The then Sinn Fein president, Mr Ruairi O Bradaigh, said at the press conference that the tape had not been made public earlier because the phone tapping was of such military value that it had been kept secret.

The voices of journalists were heard on the tape released this week. Mr Max Hastings, editor of the London Evening Standard, who was heard inquiring about the number of casualties on that day, Bloody Sunday, said yesterday that he was sure it was his voice on the tape.

"Obviously I have no knowledge of any part of the transcript other than that involving myself," he said in a statement. "But I am sure the conversation involving me is authentic because I was making a documentary for the BBC in Belfast at the time."

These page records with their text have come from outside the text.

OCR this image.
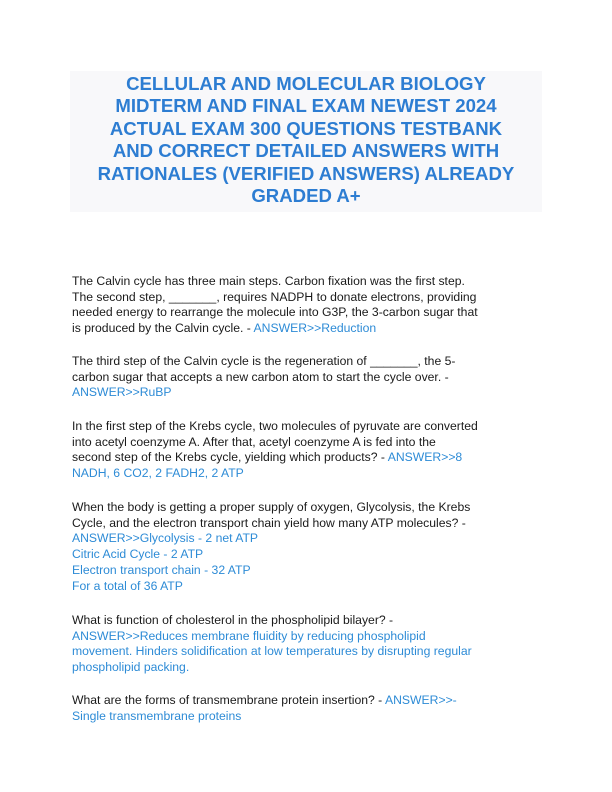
CELLULAR AND MOLECULAR BIOLOGY
MIDTERM AND FINAL EXAM NEWEST 2024
ACTUAL EXAM 300 QUESTIONS TESTBANK
AND CORRECT DETAILED ANSWERS WITH
RATIONALES (VERIFIED ANSWERS) ALREADY
GRADED A+

The Calvin cycle has three main steps. Carbon fixation was the first step.
The second step, _______, requires NADPH to donate electrons, providing
needed energy to rearrange the molecule into G3P, the 3-carbon sugar that
is produced by the Calvin cycle. - ANSWER>>Reduction

The third step of the Calvin cycle is the regeneration of _______, the 5-
carbon sugar that accepts a new carbon atom to start the cycle over. -
ANSWER>>RuBP

In the first step of the Krebs cycle, two molecules of pyruvate are converted
into acetyl coenzyme A. After that, acetyl coenzyme A is fed into the
second step of the Krebs cycle, yielding which products? - ANSWER>>8
NADH, 6 CO2, 2 FADH2, 2 ATP

When the body is getting a proper supply of oxygen, Glycolysis, the Krebs
Cycle, and the electron transport chain yield how many ATP molecules? -
ANSWER>>Glycolysis - 2 net ATP
Citric Acid Cycle - 2 ATP
Electron transport chain - 32 ATP
For a total of 36 ATP

What is function of cholesterol in the phospholipid bilayer? -
ANSWER>>Reduces membrane fluidity by reducing phospholipid
movement. Hinders solidification at low temperatures by disrupting regular
phospholipid packing.

What are the forms of transmembrane protein insertion? - ANSWER>>-
Single transmembrane proteins
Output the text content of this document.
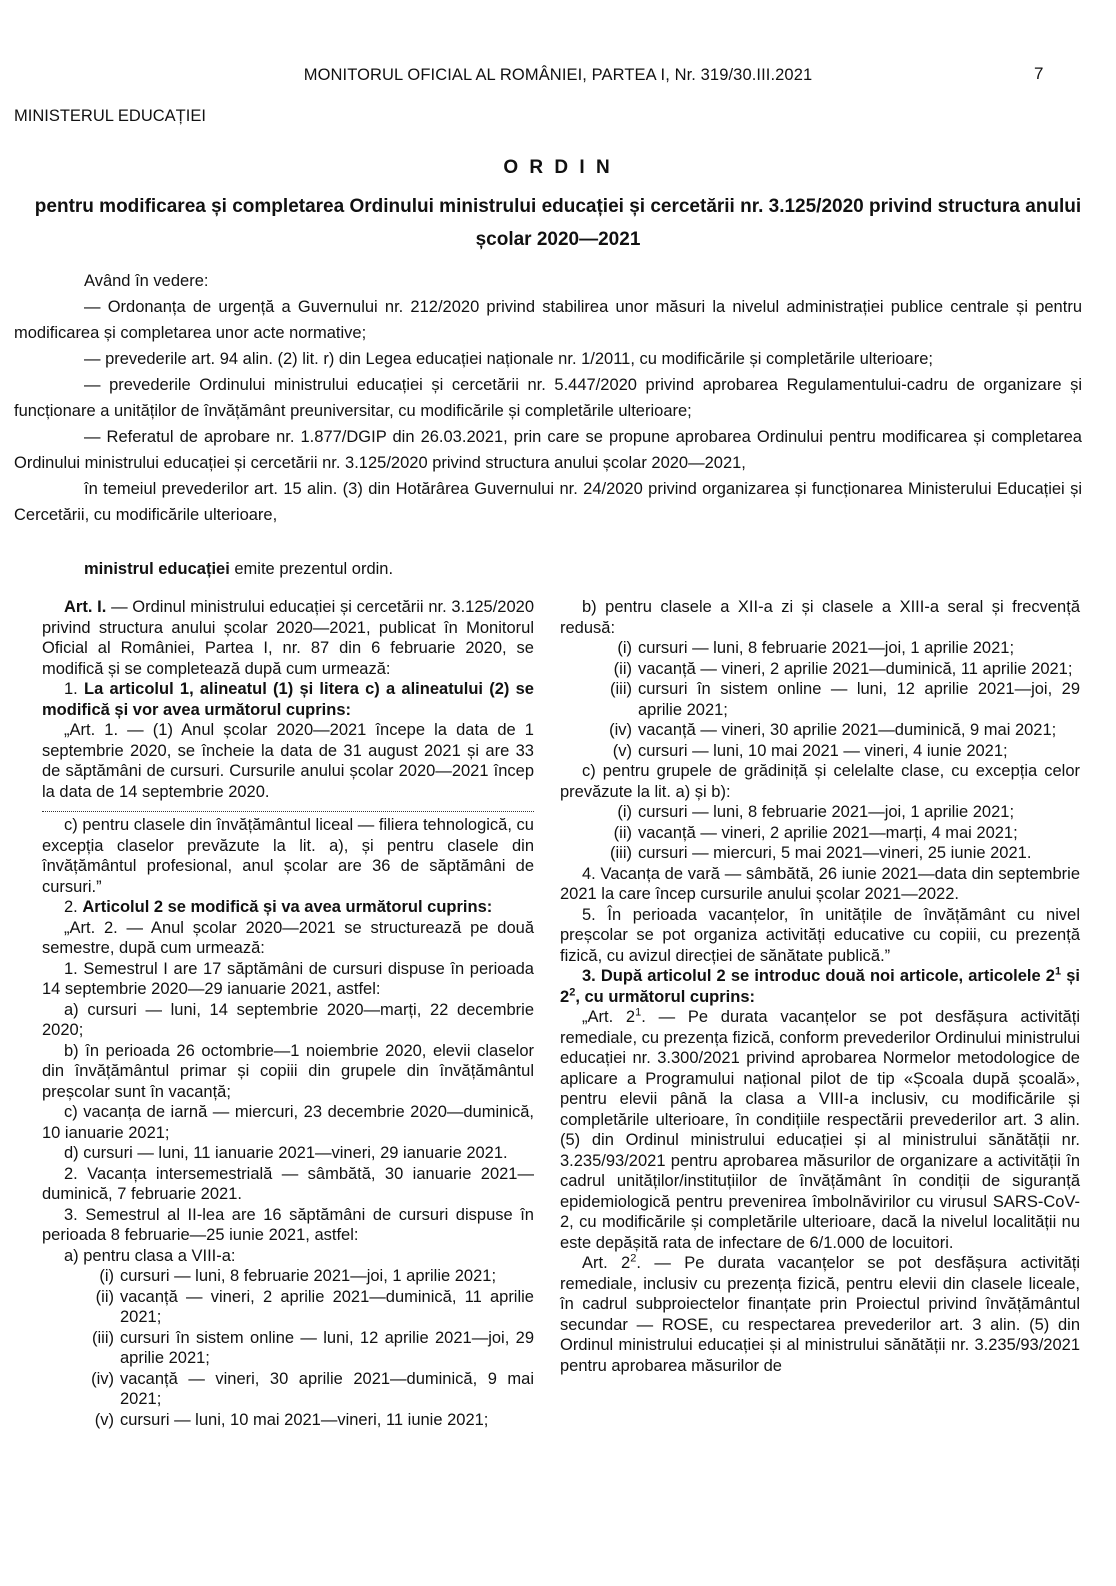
MONITORUL OFICIAL AL ROMÂNIEI, PARTEA I, Nr. 319/30.III.2021	7
MINISTERUL EDUCAȚIEI
O R D I N
pentru modificarea și completarea Ordinului ministrului educației și cercetării nr. 3.125/2020 privind structura anului școlar 2020—2021

Având în vedere:

— Ordonanța de urgență a Guvernului nr. 212/2020 privind stabilirea unor măsuri la nivelul administrației publice centrale și pentru modificarea și completarea unor acte normative;

— prevederile art. 94 alin. (2) lit. r) din Legea educației naționale nr. 1/2011, cu modificările și completările ulterioare;

— prevederile Ordinului ministrului educației și cercetării nr. 5.447/2020 privind aprobarea Regulamentului-cadru de organizare și funcționare a unităților de învățământ preuniversitar, cu modificările și completările ulterioare;

— Referatul de aprobare nr. 1.877/DGIP din 26.03.2021, prin care se propune aprobarea Ordinului pentru modificarea și completarea Ordinului ministrului educației și cercetării nr. 3.125/2020 privind structura anului școlar 2020—2021,

în temeiul prevederilor art. 15 alin. (3) din Hotărârea Guvernului nr. 24/2020 privind organizarea și funcționarea Ministerului Educației și Cercetării, cu modificările ulterioare,

ministrul educației emite prezentul ordin.

Art. I. — Ordinul ministrului educației și cercetării nr. 3.125/2020 privind structura anului școlar 2020—2021, publicat în Monitorul Oficial al României, Partea I, nr. 87 din 6 februarie 2020, se modifică și se completează după cum urmează:

1. La articolul 1, alineatul (1) și litera c) a alineatului (2) se modifică și vor avea următorul cuprins:

„Art. 1. — (1) Anul școlar 2020—2021 începe la data de 1 septembrie 2020, se încheie la data de 31 august 2021 și are 33 de săptămâni de cursuri. Cursurile anului școlar 2020—2021 încep la data de 14 septembrie 2020.

c) pentru clasele din învățământul liceal — filiera tehnologică, cu excepția claselor prevăzute la lit. a), și pentru clasele din învățământul profesional, anul școlar are 36 de săptămâni de cursuri.”

2. Articolul 2 se modifică și va avea următorul cuprins:

„Art. 2. — Anul școlar 2020—2021 se structurează pe două semestre, după cum urmează:

1. Semestrul I are 17 săptămâni de cursuri dispuse în perioada 14 septembrie 2020—29 ianuarie 2021, astfel:

a) cursuri — luni, 14 septembrie 2020—marți, 22 decembrie 2020;

b) în perioada 26 octombrie—1 noiembrie 2020, elevii claselor din învățământul primar și copiii din grupele din învățământul preșcolar sunt în vacanță;

c) vacanța de iarnă — miercuri, 23 decembrie 2020—duminică, 10 ianuarie 2021;

d) cursuri — luni, 11 ianuarie 2021—vineri, 29 ianuarie 2021.

2. Vacanța intersemestrială — sâmbătă, 30 ianuarie 2021—duminică, 7 februarie 2021.

3. Semestrul al II-lea are 16 săptămâni de cursuri dispuse în perioada 8 februarie—25 iunie 2021, astfel:

a) pentru clasa a VIII-a:

(i) cursuri — luni, 8 februarie 2021—joi, 1 aprilie 2021;
(ii) vacanță — vineri, 2 aprilie 2021—duminică, 11 aprilie 2021;
(iii) cursuri în sistem online — luni, 12 aprilie 2021—joi, 29 aprilie 2021;
(iv) vacanță — vineri, 30 aprilie 2021—duminică, 9 mai 2021;
(v) cursuri — luni, 10 mai 2021—vineri, 11 iunie 2021;

b) pentru clasele a XII-a zi și clasele a XIII-a seral și frecvență redusă:

(i) cursuri — luni, 8 februarie 2021—joi, 1 aprilie 2021;
(ii) vacanță — vineri, 2 aprilie 2021—duminică, 11 aprilie 2021;
(iii) cursuri în sistem online — luni, 12 aprilie 2021—joi, 29 aprilie 2021;
(iv) vacanță — vineri, 30 aprilie 2021—duminică, 9 mai 2021;
(v) cursuri — luni, 10 mai 2021 — vineri, 4 iunie 2021;

c) pentru grupele de grădiniță și celelalte clase, cu excepția celor prevăzute la lit. a) și b):

(i) cursuri — luni, 8 februarie 2021—joi, 1 aprilie 2021;
(ii) vacanță — vineri, 2 aprilie 2021—marți, 4 mai 2021;
(iii) cursuri — miercuri, 5 mai 2021—vineri, 25 iunie 2021.

4. Vacanța de vară — sâmbătă, 26 iunie 2021—data din septembrie 2021 la care încep cursurile anului școlar 2021—2022.

5. În perioada vacanțelor, în unitățile de învățământ cu nivel preșcolar se pot organiza activități educative cu copiii, cu prezență fizică, cu avizul direcției de sănătate publică.”

3. După articolul 2 se introduc două noi articole, articolele $2^1$ și $2^2$, cu următorul cuprins:

„Art. $2^1$. — Pe durata vacanțelor se pot desfășura activități remediale, cu prezența fizică, conform prevederilor Ordinului ministrului educației nr. 3.300/2021 privind aprobarea Normelor metodologice de aplicare a Programului național pilot de tip «Școala după școală», pentru elevii până la clasa a VIII-a inclusiv, cu modificările și completările ulterioare, în condițiile respectării prevederilor art. 3 alin. (5) din Ordinul ministrului educației și al ministrului sănătății nr. 3.235/93/2021 pentru aprobarea măsurilor de organizare a activității în cadrul unităților/instituțiilor de învățământ în condiții de siguranță epidemiologică pentru prevenirea îmbolnăvirilor cu virusul SARS-CoV-2, cu modificările și completările ulterioare, dacă la nivelul localității nu este depășită rata de infectare de 6/1.000 de locuitori.

Art. $2^2$. — Pe durata vacanțelor se pot desfășura activități remediale, inclusiv cu prezența fizică, pentru elevii din clasele liceale, în cadrul subproiectelor finanțate prin Proiectul privind învățământul secundar — ROSE, cu respectarea prevederilor art. 3 alin. (5) din Ordinul ministrului educației și al ministrului sănătății nr. 3.235/93/2021 pentru aprobarea măsurilor de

RTE confirmed that Mr Paddy Clancy was another of the journalists whose voice was heard on the tape. Mr Clancy, currently editor of the Irish Sun, and a presenter of RTE's It Says in The Papers, worked at the time for the Daily Telegraph.

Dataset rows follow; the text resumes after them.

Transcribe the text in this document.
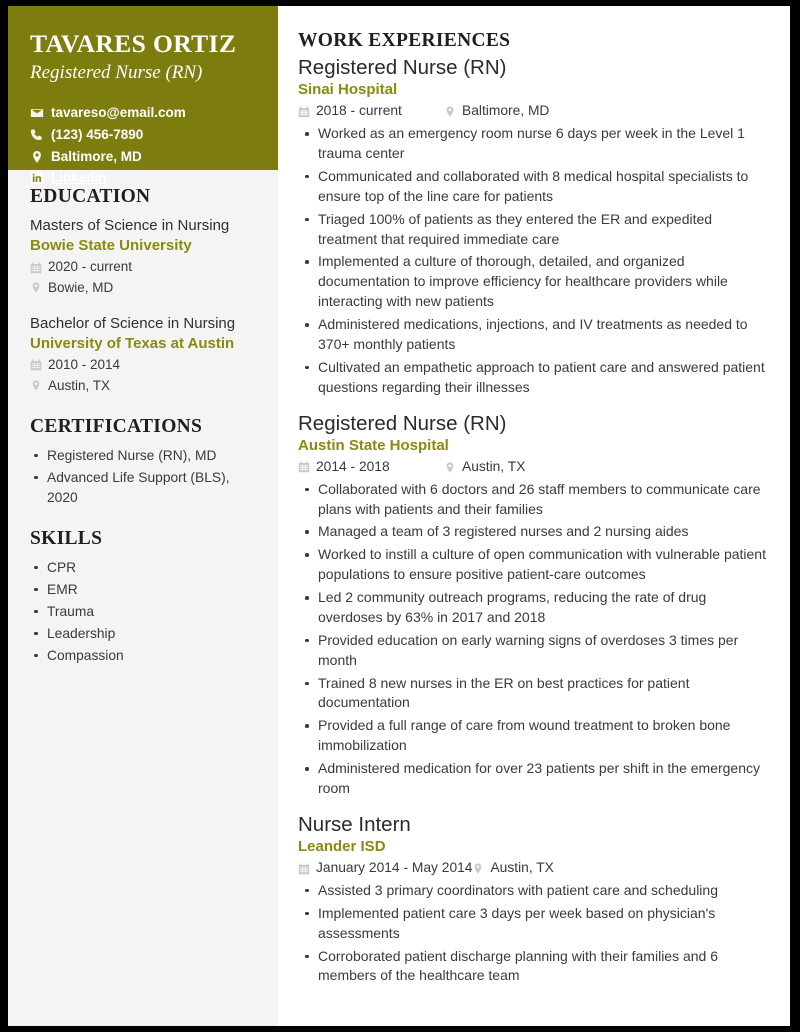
TAVARES ORTIZ
Registered Nurse (RN)
tavareso@email.com
(123) 456-7890
Baltimore, MD
LinkedIn
EDUCATION
Masters of Science in Nursing
Bowie State University
2020 - current
Bowie, MD
Bachelor of Science in Nursing
University of Texas at Austin
2010 - 2014
Austin, TX
CERTIFICATIONS
Registered Nurse (RN), MD
Advanced Life Support (BLS), 2020
SKILLS
CPR
EMR
Trauma
Leadership
Compassion
WORK EXPERIENCES
Registered Nurse (RN)
Sinai Hospital
2018 - current	Baltimore, MD
Worked as an emergency room nurse 6 days per week in the Level 1 trauma center
Communicated and collaborated with 8 medical hospital specialists to ensure top of the line care for patients
Triaged 100% of patients as they entered the ER and expedited treatment that required immediate care
Implemented a culture of thorough, detailed, and organized documentation to improve efficiency for healthcare providers while interacting with new patients
Administered medications, injections, and IV treatments as needed to 370+ monthly patients
Cultivated an empathetic approach to patient care and answered patient questions regarding their illnesses
Registered Nurse (RN)
Austin State Hospital
2014 - 2018	Austin, TX
Collaborated with 6 doctors and 26 staff members to communicate care plans with patients and their families
Managed a team of 3 registered nurses and 2 nursing aides
Worked to instill a culture of open communication with vulnerable patient populations to ensure positive patient-care outcomes
Led 2 community outreach programs, reducing the rate of drug overdoses by 63% in 2017 and 2018
Provided education on early warning signs of overdoses 3 times per month
Trained 8 new nurses in the ER on best practices for patient documentation
Provided a full range of care from wound treatment to broken bone immobilization
Administered medication for over 23 patients per shift in the emergency room
Nurse Intern
Leander ISD
January 2014 - May 2014 Austin, TX
Assisted 3 primary coordinators with patient care and scheduling
Implemented patient care 3 days per week based on physician's assessments
Corroborated patient discharge planning with their families and 6 members of the healthcare team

Mr O Bradaigh, now president of Republican Sinn Fein, said yesterday he remembered being one of the people giving the press conference at which a tape was played which came from Derry. He recalled that British personnel were "gung-ho" about the killings and that there was a lot of static on the tapes. "I know that the then [Sinn Fein] leadership did all it could to put that particular tape into the public domain," Mr O Bradaigh said.

Part of the conversation printed in The Irish Times is similar to what emerged this week. The 1973 transcript has personnel saying: "I think it's gone badly wrong in the Rossville. The doctors have been at the hospital and they're pulling stiffs out there as fast as they can get them out."

"There's nothing wrong with that, eh?"

"Well there is because they're the wrong people. There are about nine, between nine and 15 killed by the paratroopers in the Rossville area, there are old women, children, God knows what. They are still going up there, I mean the pigs are just full of bodies . . . stiffs all over the place."

"And Malc?"

"Malc is involved with it. Malc was down there yes."